When Mike Kerr and Ben Thatcher sat down to talk about making a new album, they
knew what they wanted to achieve. It involved a conscious return to their roots,
back when they had made music that was influenced by Daft Punk, Justice, and
Philippe Zdar of Cassius. It also called for a similar back-to-basics approach
to what had made their self-titled debut album so thrilling, visceral and
original..
“We sort of stumbled on this sound, and it was immediately fun to play,”

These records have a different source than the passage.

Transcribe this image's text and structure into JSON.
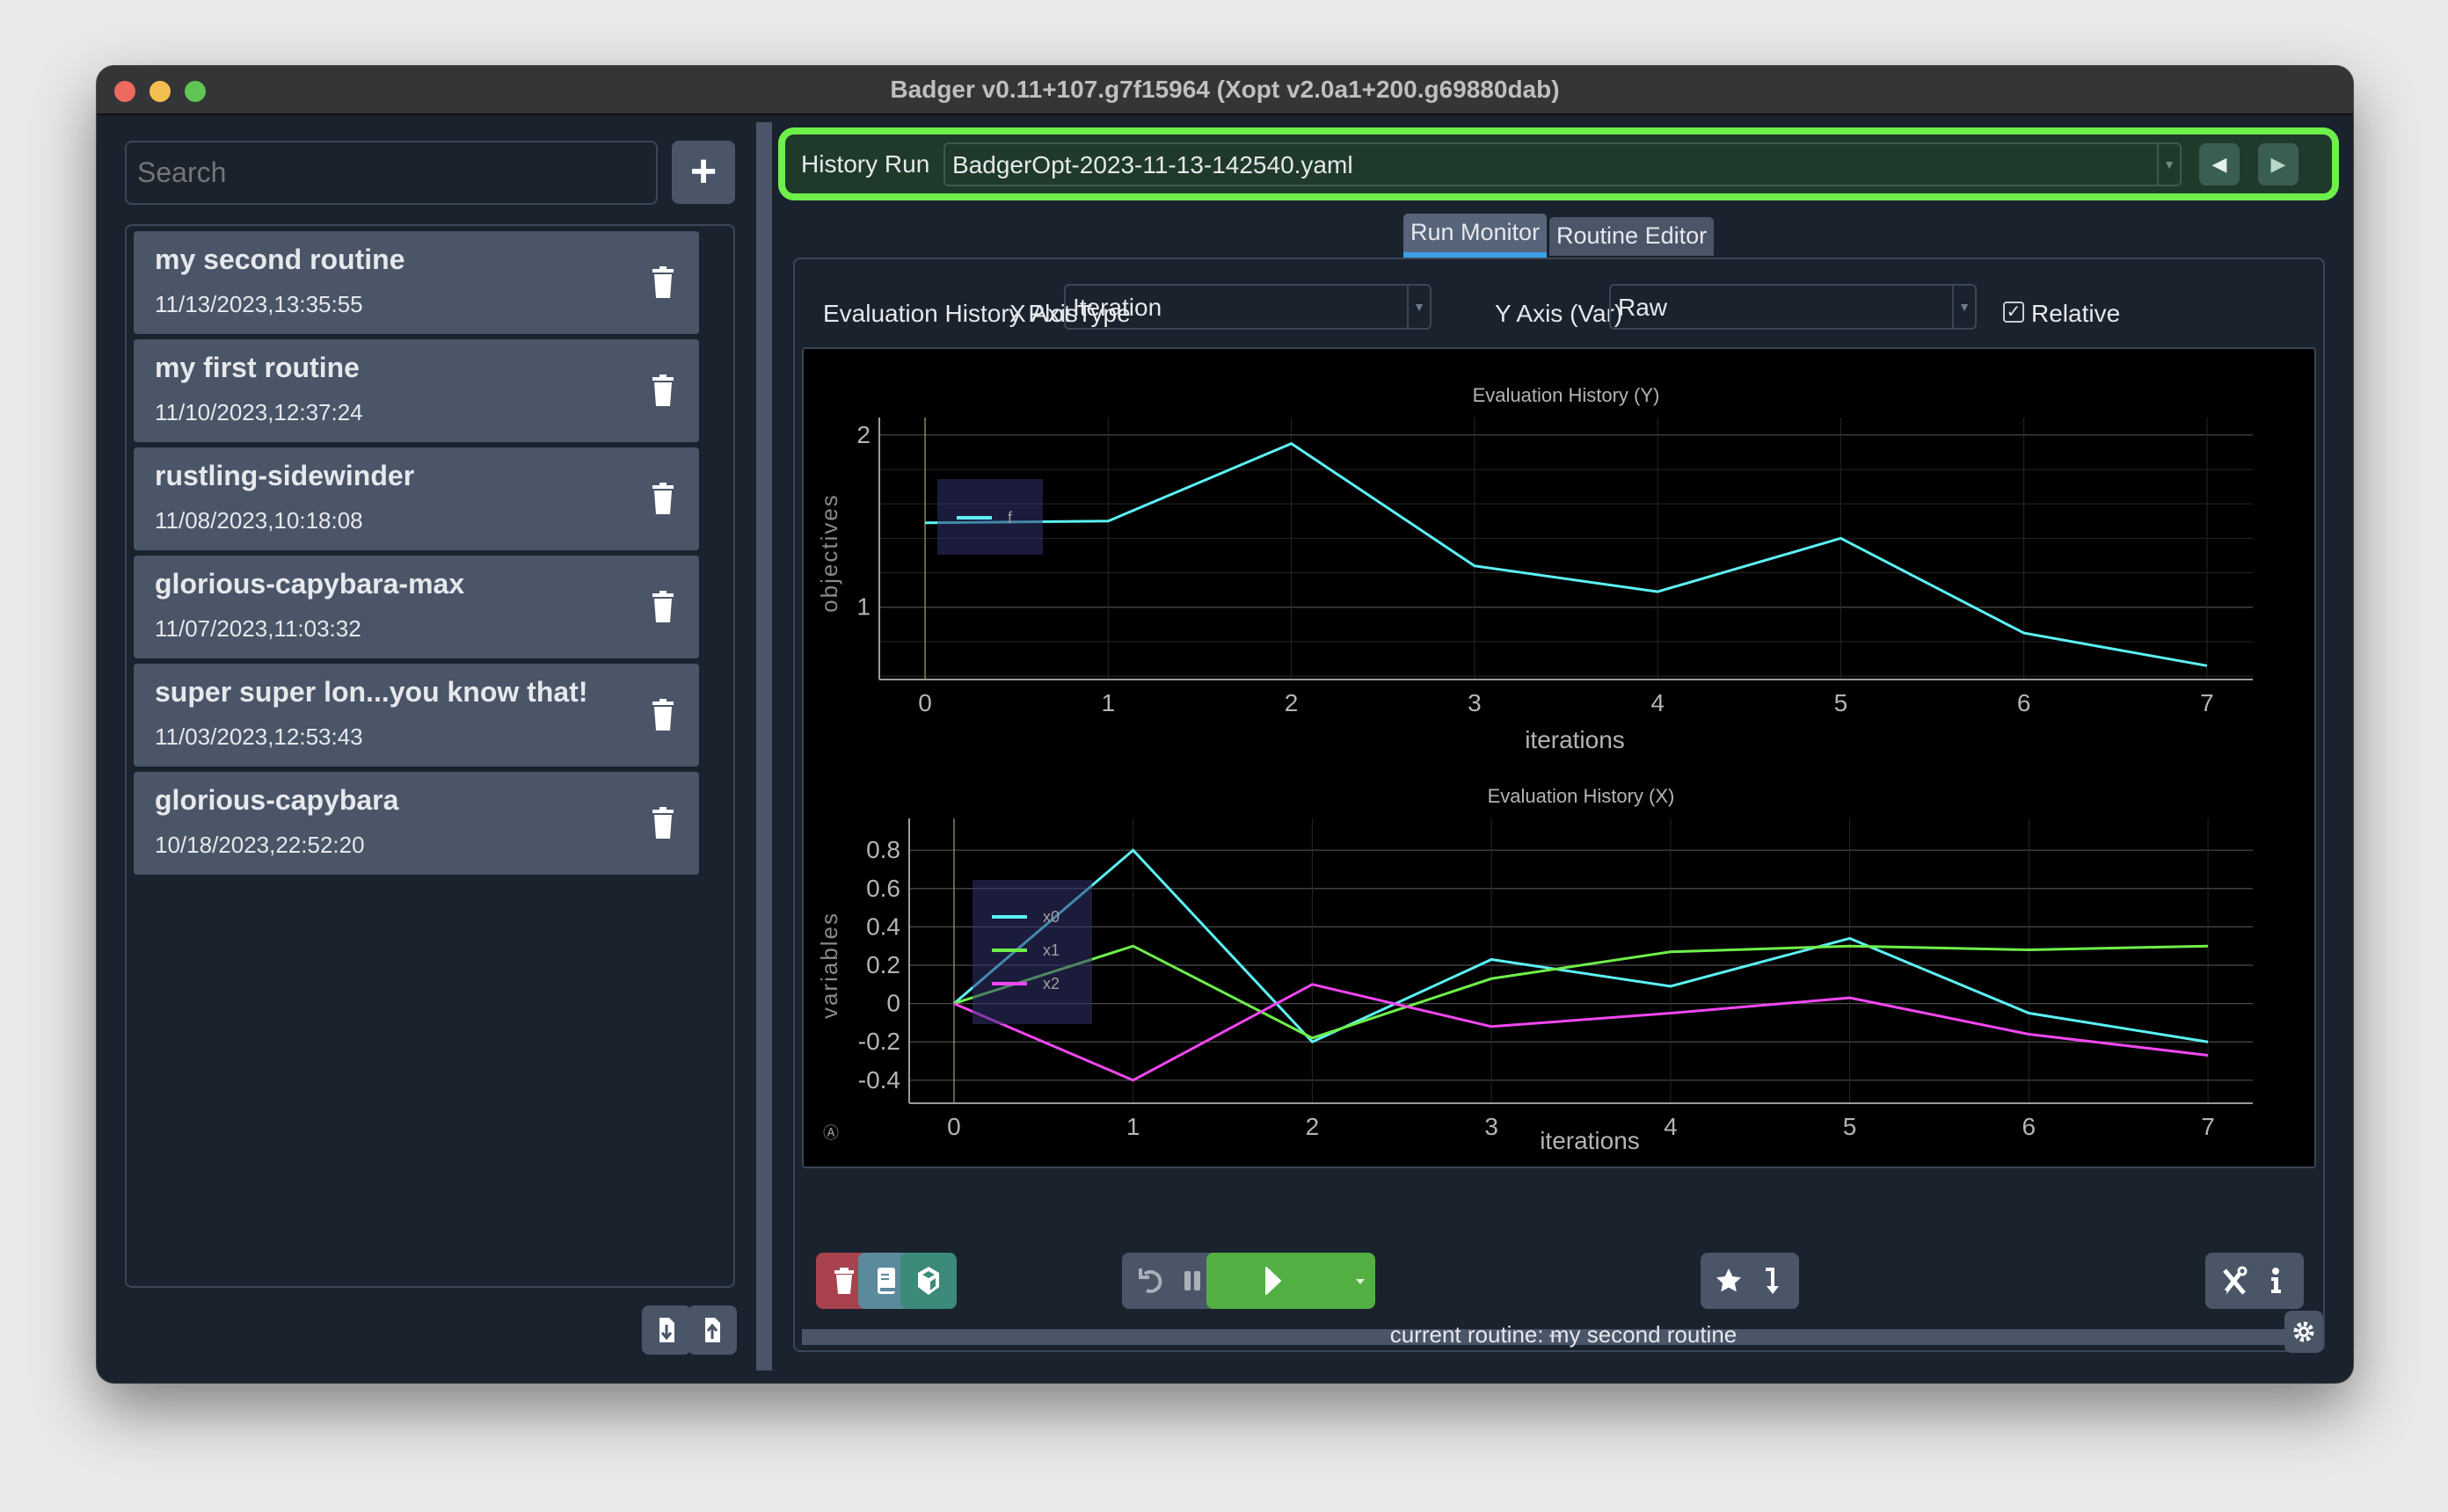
{
  "window": {
    "title": "Badger v0.11+107.g7f15964 (Xopt v2.0a1+200.g69880dab)"
  },
  "sidebar": {
    "search_placeholder": "Search",
    "add_label": "+",
    "routines": [
      {
        "name": "my second routine",
        "date": "11/13/2023,13:35:55"
      },
      {
        "name": "my first routine",
        "date": "11/10/2023,12:37:24"
      },
      {
        "name": "rustling-sidewinder",
        "date": "11/08/2023,10:18:08"
      },
      {
        "name": "glorious-capybara-max",
        "date": "11/07/2023,11:03:32"
      },
      {
        "name": "super super lon...you know that!",
        "date": "11/03/2023,12:53:43"
      },
      {
        "name": "glorious-capybara",
        "date": "10/18/2023,22:52:20"
      }
    ],
    "import_icon": "file-import-icon",
    "export_icon": "file-export-icon"
  },
  "history": {
    "label": "History Run",
    "selected": "BadgerOpt-2023-11-13-142540.yaml",
    "prev_icon": "caret-left-icon",
    "next_icon": "caret-right-icon",
    "highlight_color": "#6ef04a"
  },
  "tabs": [
    {
      "label": "Run Monitor",
      "active": true
    },
    {
      "label": "Routine Editor",
      "active": false
    }
  ],
  "controls": {
    "plot_type_label": "Evaluation History Plot Type",
    "x_axis_label": "X Axis",
    "x_axis_value": "Iteration",
    "y_axis_label": "Y Axis (Var)",
    "y_axis_value": "Raw",
    "relative_label": "Relative",
    "relative_checked": true
  },
  "toolbar": {
    "delete_icon": "trash-icon",
    "logbook_icon": "book-icon",
    "environment_icon": "cube-icon",
    "reset_icon": "undo-icon",
    "pause_icon": "pause-icon",
    "run_icon": "play-icon",
    "jump_best_icon": "star-icon",
    "dial_in_icon": "arrow-down-icon",
    "tools_icon": "tools-icon",
    "info_icon": "info-icon",
    "colors": {
      "delete": "#a8424f",
      "logbook": "#5a8a9c",
      "environment": "#3b8a7a",
      "run": "#52b043",
      "neutral": "#4a5568"
    }
  },
  "status": {
    "text": "current routine: my second routine"
  },
  "chart_data": [
    {
      "type": "line",
      "title": "Evaluation History (Y)",
      "xlabel": "iterations",
      "ylabel": "objectives",
      "x": [
        0,
        1,
        2,
        3,
        4,
        5,
        6,
        7
      ],
      "xlim": [
        -0.25,
        7.25
      ],
      "ylim": [
        0.58,
        2.05
      ],
      "yticks": [
        1,
        2
      ],
      "xticks": [
        0,
        1,
        2,
        3,
        4,
        5,
        6,
        7
      ],
      "grid": true,
      "legend_position": "top-left",
      "series": [
        {
          "name": "f",
          "color": "#5cf2f5",
          "values": [
            1.49,
            1.5,
            1.95,
            1.24,
            1.09,
            1.4,
            0.85,
            0.66
          ]
        }
      ]
    },
    {
      "type": "line",
      "title": "Evaluation History (X)",
      "xlabel": "iterations",
      "ylabel": "variables",
      "x": [
        0,
        1,
        2,
        3,
        4,
        5,
        6,
        7
      ],
      "xlim": [
        -0.25,
        7.25
      ],
      "ylim": [
        -0.52,
        0.92
      ],
      "yticks": [
        -0.4,
        -0.2,
        0,
        0.2,
        0.4,
        0.6,
        0.8
      ],
      "ytick_labels": [
        "-0.4",
        "-0.2",
        "0",
        "0.2",
        "0.4",
        "0.6",
        "0.8"
      ],
      "xticks": [
        0,
        1,
        2,
        3,
        4,
        5,
        6,
        7
      ],
      "grid": true,
      "legend_position": "top-left",
      "series": [
        {
          "name": "x0",
          "color": "#5cf2f5",
          "values": [
            0,
            0.8,
            -0.2,
            0.23,
            0.09,
            0.34,
            -0.05,
            -0.2
          ]
        },
        {
          "name": "x1",
          "color": "#6ef04a",
          "values": [
            0,
            0.3,
            -0.18,
            0.13,
            0.27,
            0.3,
            0.28,
            0.3
          ]
        },
        {
          "name": "x2",
          "color": "#f247f2",
          "values": [
            0,
            -0.4,
            0.1,
            -0.12,
            -0.05,
            0.03,
            -0.16,
            -0.27
          ]
        }
      ]
    }
  ]
}
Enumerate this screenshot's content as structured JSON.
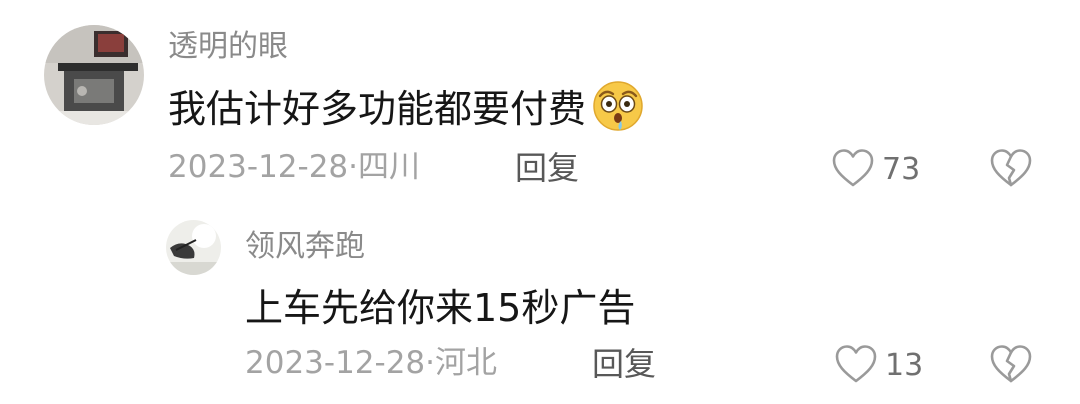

recalls Kerr. “That’s what sparked the creativity on the new album, the
chasing of that feeling. It’s weird, though – if you think back to
‘Figure it Out’, it kind of contains the embryo of this album. We realised
that we didn’t have to completely destroy what we’d created so far; we just
had to shift it, change it. On paper, it’s a small reinvention. But when you
hear it, it sounds so fresh.”
That new approach manifested itself in the duo’s decision to produce the
majority of ‘Typhoons’ themselves. ‘Boilermaker’ was produced by Queens
of the Stone Age frontman Josh Homme, the two bands having first connected when
Royal Blood supported them on a huge North American tour. Meanwhile, the
multiple Grammy Award winner Paul Epworth produced ‘Who Needs Friends’ and
contributed additional production to ‘Trouble’s Coming’.